Domingo v. LA COUNTY METRO. TRANSP. AUTH.
Before: Godoy Perez
88 Cal.Rptr.2d 224 (1999) 74 Cal.App.4th 550 Hermin DOMINGO, Plaintiff and Respondent,
v.
LOS ANGELES COUNTY METROPOLITAN TRANSPORTATION AUTHORITY, Defendant and Appellant.
No. B126199. Court of Appeal, Second District, Division Five.
August 24, 1999. [225] Shan K. Théver & Associates, Shan K. Théver and Donald G. Forgey, Los Angeles; Greines, Martin, Stein & Richland LLP, Martin Stein and Carolyn Oill, Beverly Hills, for Defendant and Appellant.
Stanley Z. White & Associates and Stanley Z. White, Beverly Hills, for Plaintiff and Respondent.
GODOY PEREZ, J.
Appellant Los Angeles County Metropolitan Transportation Authority appeals from denial of its request for trial de novo following court-ordered judicial arbitration. After review, we reverse and remand.
PROCEDURAL AND FACTUAL BACKGROUND
In July 1996 respondent Hermin Domingo sued appellant Los Angeles County Metropolitan Transportation Authority for personal injuries she allegedly suffered while riding one of appellant's buses. In March 1998, the court ordered the case to judicial arbitration. As the parties awaited their arbitration date, appellant's attorneys moved their offices from 221 North Figueroa Street, Los Angeles, to 865 South Figueroa Street, Los Angeles.
The arbitration hearing took place on June 17, 1998, and on June 24, 1998, the arbitrator awarded respondent $50,000. The arbitrator served his award that day and filed it with the court the following day, but due to a typographical error, the arbitrator mailed appellant's copy of the award to 8655 South Figueroa, Los Angeles, instead of the correct address at 865 South Figueroa, Los Angeles. The post office returned the misaddressed envelope to the arbitrator, who, instead of correcting his typographical error, remailed the award to appellant's attorneys at their former address at 221 North Figueroa Street, Los Angeles.

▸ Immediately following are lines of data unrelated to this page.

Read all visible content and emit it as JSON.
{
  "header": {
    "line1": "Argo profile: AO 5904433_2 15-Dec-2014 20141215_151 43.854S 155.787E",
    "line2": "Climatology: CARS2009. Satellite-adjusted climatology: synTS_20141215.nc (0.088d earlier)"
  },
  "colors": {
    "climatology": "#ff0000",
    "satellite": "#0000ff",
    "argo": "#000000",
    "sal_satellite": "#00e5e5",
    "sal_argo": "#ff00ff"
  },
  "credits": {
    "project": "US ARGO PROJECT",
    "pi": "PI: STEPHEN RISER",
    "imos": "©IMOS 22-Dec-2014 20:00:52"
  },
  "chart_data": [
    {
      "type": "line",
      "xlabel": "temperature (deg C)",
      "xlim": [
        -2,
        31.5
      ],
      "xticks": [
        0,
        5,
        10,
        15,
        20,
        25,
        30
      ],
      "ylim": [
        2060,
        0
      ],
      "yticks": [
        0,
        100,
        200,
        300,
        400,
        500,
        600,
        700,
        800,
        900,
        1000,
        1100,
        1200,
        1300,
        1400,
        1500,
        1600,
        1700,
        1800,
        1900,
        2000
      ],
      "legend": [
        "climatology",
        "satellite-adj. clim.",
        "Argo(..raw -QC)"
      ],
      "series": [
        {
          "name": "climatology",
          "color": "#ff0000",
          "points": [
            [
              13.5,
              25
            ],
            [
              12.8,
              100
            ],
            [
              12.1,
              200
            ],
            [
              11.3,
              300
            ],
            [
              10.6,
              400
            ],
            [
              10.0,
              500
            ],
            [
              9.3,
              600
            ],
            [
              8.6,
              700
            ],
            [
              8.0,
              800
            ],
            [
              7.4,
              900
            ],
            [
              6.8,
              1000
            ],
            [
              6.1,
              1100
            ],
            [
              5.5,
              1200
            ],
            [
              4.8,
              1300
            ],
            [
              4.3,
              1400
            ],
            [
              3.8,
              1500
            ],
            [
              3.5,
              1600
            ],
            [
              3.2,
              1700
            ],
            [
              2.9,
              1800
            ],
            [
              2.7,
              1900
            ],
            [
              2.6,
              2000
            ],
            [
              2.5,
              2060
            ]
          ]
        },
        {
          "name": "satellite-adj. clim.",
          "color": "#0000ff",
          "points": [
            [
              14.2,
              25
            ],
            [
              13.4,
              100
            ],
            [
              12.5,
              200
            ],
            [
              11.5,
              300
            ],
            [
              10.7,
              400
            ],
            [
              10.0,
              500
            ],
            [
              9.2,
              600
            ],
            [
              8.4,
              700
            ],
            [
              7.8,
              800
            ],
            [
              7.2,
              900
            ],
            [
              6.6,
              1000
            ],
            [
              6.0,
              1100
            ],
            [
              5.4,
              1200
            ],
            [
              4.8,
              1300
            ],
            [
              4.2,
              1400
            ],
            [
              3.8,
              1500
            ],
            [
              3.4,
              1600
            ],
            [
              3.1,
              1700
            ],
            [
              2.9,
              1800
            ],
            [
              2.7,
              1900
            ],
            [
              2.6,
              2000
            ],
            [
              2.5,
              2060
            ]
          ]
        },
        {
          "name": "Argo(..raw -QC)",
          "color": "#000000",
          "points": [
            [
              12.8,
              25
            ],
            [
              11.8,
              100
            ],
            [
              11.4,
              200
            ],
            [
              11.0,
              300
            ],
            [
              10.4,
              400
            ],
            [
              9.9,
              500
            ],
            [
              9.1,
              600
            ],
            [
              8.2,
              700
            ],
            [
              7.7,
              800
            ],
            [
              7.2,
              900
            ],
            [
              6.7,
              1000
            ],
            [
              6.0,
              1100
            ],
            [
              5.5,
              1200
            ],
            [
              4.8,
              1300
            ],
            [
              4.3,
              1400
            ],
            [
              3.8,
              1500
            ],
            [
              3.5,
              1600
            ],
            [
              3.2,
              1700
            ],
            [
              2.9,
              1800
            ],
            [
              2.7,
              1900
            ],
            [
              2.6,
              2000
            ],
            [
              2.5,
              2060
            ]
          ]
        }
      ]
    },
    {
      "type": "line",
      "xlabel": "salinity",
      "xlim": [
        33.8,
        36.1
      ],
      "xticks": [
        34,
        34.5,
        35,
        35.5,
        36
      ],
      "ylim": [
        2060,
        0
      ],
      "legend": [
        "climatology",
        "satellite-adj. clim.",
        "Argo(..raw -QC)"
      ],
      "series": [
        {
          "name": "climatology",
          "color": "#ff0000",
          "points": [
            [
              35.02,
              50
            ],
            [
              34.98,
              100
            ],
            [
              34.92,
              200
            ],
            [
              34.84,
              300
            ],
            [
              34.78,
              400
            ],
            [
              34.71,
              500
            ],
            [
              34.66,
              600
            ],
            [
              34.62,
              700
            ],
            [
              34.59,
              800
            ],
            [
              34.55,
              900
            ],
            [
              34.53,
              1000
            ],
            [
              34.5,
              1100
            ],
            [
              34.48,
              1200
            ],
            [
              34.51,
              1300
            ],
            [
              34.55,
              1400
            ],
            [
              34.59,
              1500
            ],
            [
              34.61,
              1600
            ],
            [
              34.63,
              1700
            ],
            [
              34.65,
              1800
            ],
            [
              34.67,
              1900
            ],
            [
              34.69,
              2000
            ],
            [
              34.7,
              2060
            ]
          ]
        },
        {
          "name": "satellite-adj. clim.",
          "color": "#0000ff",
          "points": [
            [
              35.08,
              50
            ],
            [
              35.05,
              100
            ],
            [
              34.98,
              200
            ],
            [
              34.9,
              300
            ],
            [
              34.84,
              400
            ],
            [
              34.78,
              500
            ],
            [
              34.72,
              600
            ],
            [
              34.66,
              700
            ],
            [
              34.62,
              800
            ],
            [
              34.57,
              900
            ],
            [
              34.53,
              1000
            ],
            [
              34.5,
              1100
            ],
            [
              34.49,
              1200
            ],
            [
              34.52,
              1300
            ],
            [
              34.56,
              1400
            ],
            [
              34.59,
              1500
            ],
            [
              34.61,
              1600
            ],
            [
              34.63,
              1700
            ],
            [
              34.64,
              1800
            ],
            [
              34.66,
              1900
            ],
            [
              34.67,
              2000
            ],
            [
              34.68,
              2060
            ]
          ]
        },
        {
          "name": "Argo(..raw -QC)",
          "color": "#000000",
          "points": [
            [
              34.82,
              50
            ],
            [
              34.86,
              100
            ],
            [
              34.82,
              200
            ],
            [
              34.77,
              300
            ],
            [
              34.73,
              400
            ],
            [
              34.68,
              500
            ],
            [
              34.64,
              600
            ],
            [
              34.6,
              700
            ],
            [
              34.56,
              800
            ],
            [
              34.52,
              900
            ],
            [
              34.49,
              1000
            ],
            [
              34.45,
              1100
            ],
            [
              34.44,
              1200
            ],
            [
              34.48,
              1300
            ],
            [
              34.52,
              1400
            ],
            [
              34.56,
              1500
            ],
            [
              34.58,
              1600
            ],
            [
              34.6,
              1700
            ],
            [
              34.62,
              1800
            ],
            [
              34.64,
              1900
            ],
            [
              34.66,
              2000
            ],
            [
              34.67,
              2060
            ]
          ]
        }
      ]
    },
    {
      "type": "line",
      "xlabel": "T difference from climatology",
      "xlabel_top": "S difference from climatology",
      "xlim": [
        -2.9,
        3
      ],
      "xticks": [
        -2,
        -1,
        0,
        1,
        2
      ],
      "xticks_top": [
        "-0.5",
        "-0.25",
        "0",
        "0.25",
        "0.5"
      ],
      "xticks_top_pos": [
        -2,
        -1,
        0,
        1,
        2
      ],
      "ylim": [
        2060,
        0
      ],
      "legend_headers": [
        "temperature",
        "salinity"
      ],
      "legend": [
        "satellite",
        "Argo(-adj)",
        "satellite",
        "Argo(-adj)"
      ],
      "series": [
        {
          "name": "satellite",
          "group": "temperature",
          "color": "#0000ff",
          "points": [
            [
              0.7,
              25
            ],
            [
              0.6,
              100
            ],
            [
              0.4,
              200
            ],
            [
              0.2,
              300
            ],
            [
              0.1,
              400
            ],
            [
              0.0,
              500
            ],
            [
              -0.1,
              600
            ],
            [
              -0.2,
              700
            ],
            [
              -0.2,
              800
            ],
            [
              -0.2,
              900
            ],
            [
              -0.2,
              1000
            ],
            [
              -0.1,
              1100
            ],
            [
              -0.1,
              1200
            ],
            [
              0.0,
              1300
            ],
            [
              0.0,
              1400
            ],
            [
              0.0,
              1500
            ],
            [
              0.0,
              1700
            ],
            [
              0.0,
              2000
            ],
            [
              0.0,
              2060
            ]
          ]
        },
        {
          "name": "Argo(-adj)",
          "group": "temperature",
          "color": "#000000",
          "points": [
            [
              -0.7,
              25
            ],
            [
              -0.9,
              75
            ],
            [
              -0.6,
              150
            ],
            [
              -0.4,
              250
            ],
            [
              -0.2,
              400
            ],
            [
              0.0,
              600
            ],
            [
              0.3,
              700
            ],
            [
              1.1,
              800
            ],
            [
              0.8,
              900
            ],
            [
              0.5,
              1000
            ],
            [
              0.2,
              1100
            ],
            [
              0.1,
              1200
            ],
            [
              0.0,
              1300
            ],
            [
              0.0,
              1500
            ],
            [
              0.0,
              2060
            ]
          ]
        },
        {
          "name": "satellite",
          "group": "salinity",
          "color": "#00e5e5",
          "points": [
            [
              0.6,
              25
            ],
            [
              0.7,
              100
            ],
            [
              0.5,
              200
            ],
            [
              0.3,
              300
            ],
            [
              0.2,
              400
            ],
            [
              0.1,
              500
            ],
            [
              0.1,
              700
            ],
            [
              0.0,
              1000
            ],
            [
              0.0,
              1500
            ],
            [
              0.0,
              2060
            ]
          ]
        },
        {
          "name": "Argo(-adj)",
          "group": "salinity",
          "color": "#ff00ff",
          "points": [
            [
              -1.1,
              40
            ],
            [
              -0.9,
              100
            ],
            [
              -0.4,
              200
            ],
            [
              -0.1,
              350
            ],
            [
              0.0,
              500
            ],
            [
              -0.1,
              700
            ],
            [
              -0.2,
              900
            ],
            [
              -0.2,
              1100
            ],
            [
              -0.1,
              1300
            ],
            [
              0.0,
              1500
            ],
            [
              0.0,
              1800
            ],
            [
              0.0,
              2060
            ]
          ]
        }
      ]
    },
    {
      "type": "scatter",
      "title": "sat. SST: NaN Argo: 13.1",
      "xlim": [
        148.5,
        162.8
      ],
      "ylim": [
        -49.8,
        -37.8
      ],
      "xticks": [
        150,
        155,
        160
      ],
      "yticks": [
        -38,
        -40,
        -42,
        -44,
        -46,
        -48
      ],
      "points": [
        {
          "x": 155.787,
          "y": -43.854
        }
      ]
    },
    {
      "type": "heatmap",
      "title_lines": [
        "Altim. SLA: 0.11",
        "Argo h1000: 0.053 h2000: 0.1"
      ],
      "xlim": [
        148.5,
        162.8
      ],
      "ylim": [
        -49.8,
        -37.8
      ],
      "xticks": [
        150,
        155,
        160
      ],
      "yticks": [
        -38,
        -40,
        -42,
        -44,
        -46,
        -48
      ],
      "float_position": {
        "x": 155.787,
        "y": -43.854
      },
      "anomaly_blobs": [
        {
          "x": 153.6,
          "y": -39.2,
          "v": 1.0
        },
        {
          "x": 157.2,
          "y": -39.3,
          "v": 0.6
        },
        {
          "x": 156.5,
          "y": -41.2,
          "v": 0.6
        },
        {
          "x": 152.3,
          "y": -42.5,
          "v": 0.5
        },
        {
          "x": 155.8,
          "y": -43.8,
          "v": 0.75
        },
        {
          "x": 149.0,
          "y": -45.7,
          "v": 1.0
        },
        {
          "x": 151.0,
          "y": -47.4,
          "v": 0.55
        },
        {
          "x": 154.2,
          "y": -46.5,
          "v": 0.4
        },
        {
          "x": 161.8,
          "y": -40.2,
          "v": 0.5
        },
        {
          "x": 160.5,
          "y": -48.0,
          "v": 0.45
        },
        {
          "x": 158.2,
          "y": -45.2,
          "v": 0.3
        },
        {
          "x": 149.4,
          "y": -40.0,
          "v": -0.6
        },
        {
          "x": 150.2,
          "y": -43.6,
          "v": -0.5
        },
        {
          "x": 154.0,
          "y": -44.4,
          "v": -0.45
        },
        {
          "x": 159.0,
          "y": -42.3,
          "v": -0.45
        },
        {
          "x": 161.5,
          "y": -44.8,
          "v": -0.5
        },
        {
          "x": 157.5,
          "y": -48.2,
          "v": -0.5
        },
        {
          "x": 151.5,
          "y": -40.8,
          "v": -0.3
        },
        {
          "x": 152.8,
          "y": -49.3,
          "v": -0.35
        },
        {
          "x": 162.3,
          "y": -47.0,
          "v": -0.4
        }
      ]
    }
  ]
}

In the months following their office move, appellant's attorneys periodically contacted their former landlord to see if any mail had been delivered to their old address. On Friday, July 24, 1998, they learned the arbitration award had been received that day at their old offices and immediately retrieved it. The award now in hand, appellant served a request for trial de novo the following Monday, July 27, 1998, and attempted to file the request with the court the next day. The clerk of the court rejected the request as untimely, however, because more than 30 days had passed since the arbitrator's award had been filed, causing it to be entered as the court's judgment earlier that day. (Code Civ. Proc., § 1141.20, subd. (a) ["An arbitration award shall be final unless a request for a de novo trial is filed within 30 days after the arbitrator files the award with the court."]; Cal. Rules of Court, rule 1616(a) [request for trial de novo must be filed within 30 days of the award].)[1]